2

I would like to split a String into an array using delimiters and keep those delimiters. I tried using IFS but it re,oves the delimiters.

For example:

ligne="this.is/just(an]example"
IFS='}|//|)|(| |{|[|]|.|;|/"|,' read -ra ADDR <<< "$ligne"
for i in "${ADDR[@]}"; do
   echo $i
done

I want the result to be like this:

this
.
is
/
just
(
an
]
example

Thanks for your help!

M. Ebner
  • 33
  • 5
  • `bash` isn't really intended for this level of data processing; whatever features it has are typically meant for simple filename manipulation. – chepner Sep 21 '18 at 15:17

2 Answers2

2

You may use grep with -o option:

grep -oE '[^][^./(){};:,"]+|[][^./(){};:,"]' <<< "$ligne"

this
.
is
/
just
(
an
]
example

Regex in use is alternation based with 2 alternations:

  • [^][^./(){};:,"]+: Match 1+ of any character that is not in character class
  • |: OR
  • [][^./(){};:,"]: Match any character that is in the character class
anubhava
  • 761,203
  • 64
  • 569
  • 643
  • 1
    OP might want to remove the `+` from the second alternation, empty fields are often represented by consecutive delimiters, in which case it would be better to match every delimiter as a separate occurence rather than regroup them. As a side note I'm very surprised your character classes aren't broken by the unescaped `]`. Is it because neither `[]` nor `[^]` would be valid character classes? – Aaron Sep 21 '18 at 14:26
  • 1
    @Aaron If you want `]` in your bracket expression, it has to be the first character, optionally preceded by `^` for a negated class. – Benjamin W. Sep 21 '18 at 14:27
  • @Aaron: Good point on not using quantifier `+` for 2nd alternation (edited). – anubhava Sep 21 '18 at 14:28
0

There is no trivial solution to this with Bash builtins as far as I know, but if that's what you need, you could do something like this.

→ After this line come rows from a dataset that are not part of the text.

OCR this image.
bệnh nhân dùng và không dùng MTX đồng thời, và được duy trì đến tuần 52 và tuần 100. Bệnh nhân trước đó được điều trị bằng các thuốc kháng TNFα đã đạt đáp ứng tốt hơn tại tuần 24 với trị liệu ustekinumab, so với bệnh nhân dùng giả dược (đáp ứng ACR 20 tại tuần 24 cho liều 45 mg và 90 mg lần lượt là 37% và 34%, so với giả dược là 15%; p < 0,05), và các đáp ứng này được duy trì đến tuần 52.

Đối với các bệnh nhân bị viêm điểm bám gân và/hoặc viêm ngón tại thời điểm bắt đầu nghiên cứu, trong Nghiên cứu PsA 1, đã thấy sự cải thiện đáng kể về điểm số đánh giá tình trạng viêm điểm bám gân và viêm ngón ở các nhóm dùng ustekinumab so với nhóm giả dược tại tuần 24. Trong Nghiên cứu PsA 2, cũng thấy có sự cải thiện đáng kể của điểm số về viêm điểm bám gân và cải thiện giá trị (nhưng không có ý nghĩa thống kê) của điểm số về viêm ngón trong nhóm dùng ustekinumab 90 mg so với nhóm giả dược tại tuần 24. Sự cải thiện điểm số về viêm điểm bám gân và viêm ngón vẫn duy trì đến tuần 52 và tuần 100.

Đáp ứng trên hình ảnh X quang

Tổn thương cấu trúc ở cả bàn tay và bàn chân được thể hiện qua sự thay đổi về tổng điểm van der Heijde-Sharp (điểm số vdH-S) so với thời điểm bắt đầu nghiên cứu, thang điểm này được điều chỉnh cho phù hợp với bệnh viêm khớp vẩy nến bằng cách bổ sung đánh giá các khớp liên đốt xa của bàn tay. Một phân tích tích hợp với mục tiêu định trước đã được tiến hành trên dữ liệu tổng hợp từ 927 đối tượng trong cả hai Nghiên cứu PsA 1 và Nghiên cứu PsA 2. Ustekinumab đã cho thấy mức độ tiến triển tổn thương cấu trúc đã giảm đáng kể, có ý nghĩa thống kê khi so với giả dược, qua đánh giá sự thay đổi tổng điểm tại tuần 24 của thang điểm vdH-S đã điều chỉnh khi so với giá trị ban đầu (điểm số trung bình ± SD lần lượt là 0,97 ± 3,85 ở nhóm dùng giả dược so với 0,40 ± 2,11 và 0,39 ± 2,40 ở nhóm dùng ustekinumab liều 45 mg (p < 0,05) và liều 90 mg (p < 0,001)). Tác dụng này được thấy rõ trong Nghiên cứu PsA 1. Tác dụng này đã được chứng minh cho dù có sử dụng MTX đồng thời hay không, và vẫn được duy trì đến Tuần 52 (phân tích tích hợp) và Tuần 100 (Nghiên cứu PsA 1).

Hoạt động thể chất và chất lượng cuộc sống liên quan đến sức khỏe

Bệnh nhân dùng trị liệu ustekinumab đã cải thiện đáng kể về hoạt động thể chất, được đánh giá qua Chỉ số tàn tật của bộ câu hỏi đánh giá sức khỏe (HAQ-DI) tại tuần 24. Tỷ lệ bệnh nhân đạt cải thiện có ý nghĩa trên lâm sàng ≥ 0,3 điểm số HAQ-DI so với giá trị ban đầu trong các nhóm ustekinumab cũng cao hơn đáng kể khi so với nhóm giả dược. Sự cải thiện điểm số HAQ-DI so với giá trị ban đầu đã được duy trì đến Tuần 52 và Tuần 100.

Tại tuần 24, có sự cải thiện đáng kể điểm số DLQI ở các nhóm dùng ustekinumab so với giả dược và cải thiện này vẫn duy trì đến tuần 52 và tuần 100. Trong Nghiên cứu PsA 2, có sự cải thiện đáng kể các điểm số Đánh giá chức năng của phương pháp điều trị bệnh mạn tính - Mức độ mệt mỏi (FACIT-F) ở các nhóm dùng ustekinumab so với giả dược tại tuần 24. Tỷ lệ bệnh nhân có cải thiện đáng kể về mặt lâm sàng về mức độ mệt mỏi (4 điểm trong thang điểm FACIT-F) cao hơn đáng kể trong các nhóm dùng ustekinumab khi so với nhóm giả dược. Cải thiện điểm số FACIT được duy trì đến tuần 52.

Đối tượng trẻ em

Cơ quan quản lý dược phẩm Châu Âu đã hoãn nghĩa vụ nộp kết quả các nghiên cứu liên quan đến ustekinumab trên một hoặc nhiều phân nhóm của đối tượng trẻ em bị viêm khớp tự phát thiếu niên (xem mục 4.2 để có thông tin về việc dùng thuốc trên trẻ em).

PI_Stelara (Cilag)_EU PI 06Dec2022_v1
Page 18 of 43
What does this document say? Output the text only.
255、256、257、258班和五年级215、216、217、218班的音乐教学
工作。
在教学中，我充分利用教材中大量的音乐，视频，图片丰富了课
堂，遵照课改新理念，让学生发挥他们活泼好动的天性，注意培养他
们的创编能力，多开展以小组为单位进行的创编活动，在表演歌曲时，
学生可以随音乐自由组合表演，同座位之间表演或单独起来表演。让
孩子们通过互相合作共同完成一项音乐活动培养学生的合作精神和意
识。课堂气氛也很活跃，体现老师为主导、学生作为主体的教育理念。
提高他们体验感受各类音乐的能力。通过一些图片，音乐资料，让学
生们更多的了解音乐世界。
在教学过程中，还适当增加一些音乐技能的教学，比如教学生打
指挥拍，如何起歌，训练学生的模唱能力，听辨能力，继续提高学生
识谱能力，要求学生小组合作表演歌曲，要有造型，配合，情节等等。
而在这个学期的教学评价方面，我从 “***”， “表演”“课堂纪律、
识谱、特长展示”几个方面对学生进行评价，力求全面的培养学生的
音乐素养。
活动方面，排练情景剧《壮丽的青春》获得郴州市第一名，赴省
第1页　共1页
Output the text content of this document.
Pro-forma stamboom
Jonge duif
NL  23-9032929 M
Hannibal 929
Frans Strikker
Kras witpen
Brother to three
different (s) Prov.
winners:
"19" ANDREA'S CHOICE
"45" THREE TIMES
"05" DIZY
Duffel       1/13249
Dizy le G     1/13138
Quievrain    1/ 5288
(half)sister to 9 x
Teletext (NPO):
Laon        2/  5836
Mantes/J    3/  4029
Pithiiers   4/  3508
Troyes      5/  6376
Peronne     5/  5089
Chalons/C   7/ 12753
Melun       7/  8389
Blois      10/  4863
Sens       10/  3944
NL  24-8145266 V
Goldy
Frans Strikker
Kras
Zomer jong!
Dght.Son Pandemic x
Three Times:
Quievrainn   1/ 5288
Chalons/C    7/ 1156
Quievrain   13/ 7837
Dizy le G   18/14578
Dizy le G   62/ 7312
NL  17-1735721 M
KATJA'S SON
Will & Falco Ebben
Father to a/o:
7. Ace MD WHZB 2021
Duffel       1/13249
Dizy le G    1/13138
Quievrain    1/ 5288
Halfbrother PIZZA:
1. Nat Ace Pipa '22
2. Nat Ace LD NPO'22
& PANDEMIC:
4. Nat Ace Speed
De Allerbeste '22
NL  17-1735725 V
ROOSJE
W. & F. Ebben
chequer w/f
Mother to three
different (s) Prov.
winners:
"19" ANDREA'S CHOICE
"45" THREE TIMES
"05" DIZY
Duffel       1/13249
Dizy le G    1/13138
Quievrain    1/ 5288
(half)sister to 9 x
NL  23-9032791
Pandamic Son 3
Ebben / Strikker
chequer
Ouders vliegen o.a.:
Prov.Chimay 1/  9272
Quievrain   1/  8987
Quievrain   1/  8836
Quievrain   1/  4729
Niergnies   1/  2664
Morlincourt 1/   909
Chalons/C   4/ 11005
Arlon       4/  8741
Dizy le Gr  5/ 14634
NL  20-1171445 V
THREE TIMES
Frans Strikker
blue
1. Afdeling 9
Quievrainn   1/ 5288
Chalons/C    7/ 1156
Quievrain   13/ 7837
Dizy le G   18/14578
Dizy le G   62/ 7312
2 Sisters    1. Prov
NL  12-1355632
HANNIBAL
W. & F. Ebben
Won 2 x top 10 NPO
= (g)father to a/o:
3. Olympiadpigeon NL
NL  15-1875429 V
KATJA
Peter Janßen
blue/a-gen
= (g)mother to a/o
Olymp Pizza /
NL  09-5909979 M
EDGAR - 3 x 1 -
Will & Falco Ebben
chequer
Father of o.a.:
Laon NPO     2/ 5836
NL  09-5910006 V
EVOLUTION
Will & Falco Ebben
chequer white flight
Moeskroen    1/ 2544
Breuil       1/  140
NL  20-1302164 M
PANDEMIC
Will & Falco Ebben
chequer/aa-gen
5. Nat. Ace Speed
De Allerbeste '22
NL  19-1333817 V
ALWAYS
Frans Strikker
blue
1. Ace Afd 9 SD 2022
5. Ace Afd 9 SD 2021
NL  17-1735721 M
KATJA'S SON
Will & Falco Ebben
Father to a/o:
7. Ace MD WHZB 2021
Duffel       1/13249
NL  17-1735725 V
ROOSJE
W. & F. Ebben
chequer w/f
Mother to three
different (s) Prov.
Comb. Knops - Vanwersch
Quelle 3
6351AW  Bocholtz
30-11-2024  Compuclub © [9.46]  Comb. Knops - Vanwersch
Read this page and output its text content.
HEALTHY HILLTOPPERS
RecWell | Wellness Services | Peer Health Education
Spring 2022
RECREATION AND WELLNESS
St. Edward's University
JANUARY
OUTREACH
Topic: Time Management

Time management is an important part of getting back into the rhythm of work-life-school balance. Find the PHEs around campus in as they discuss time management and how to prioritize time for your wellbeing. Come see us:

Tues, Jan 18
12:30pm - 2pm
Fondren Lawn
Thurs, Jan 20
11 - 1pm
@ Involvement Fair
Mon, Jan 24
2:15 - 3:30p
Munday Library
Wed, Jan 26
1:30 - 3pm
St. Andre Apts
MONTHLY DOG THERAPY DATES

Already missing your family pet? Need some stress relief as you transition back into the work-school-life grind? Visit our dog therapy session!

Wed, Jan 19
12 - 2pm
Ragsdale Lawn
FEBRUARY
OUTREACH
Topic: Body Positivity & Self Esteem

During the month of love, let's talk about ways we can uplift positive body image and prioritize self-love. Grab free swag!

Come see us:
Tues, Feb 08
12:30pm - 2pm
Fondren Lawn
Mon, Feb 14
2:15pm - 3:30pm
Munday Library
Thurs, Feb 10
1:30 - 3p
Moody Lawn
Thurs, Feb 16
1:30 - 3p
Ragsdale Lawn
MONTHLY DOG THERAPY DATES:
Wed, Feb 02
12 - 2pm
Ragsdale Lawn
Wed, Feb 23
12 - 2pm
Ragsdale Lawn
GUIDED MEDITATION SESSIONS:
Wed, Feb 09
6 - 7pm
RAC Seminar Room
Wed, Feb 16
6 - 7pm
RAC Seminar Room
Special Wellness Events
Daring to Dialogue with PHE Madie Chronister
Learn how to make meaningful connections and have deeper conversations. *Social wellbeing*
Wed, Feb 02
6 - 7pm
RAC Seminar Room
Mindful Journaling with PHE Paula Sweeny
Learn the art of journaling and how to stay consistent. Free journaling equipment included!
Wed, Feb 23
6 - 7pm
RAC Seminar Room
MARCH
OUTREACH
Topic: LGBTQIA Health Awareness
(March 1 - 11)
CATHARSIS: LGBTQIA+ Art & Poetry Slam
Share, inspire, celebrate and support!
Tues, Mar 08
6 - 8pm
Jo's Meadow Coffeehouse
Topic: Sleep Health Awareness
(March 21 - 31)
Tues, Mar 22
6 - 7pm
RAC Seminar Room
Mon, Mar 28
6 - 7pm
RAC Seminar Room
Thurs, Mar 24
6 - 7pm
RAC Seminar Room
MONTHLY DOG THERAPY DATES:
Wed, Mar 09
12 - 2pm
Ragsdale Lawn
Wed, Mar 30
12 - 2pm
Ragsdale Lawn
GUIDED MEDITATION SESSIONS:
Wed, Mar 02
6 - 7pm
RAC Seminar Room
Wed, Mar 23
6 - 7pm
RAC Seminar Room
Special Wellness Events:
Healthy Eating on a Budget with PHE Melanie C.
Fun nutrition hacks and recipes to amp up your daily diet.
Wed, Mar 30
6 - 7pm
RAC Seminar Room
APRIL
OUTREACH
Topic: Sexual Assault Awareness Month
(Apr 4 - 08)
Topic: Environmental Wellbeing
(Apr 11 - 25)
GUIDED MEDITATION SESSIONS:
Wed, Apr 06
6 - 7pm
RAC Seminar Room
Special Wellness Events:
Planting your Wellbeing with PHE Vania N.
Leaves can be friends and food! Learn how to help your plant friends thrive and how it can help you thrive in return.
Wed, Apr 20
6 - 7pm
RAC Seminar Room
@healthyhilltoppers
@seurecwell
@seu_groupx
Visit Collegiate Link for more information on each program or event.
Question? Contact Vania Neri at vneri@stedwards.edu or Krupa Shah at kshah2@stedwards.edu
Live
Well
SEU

ligne="this.is/just(an]example"
array=()
while true; do
    for delim in '}' '//' ')' '(' ' ' '{' '[' ']' '.' ';' '/"' ','; do
        frag=${ligne#*"$delim"}
        [ "$frag" = "$ligne" ] || break
    done
    [ "$frag = "$ligne" ] && break
    head=${ligne%"$frag"}
    array+=("${head%"$delim"}" "$delim")
    ligne=$frag
done
tripleee
  • 175,061
  • 34
  • 275
  • 318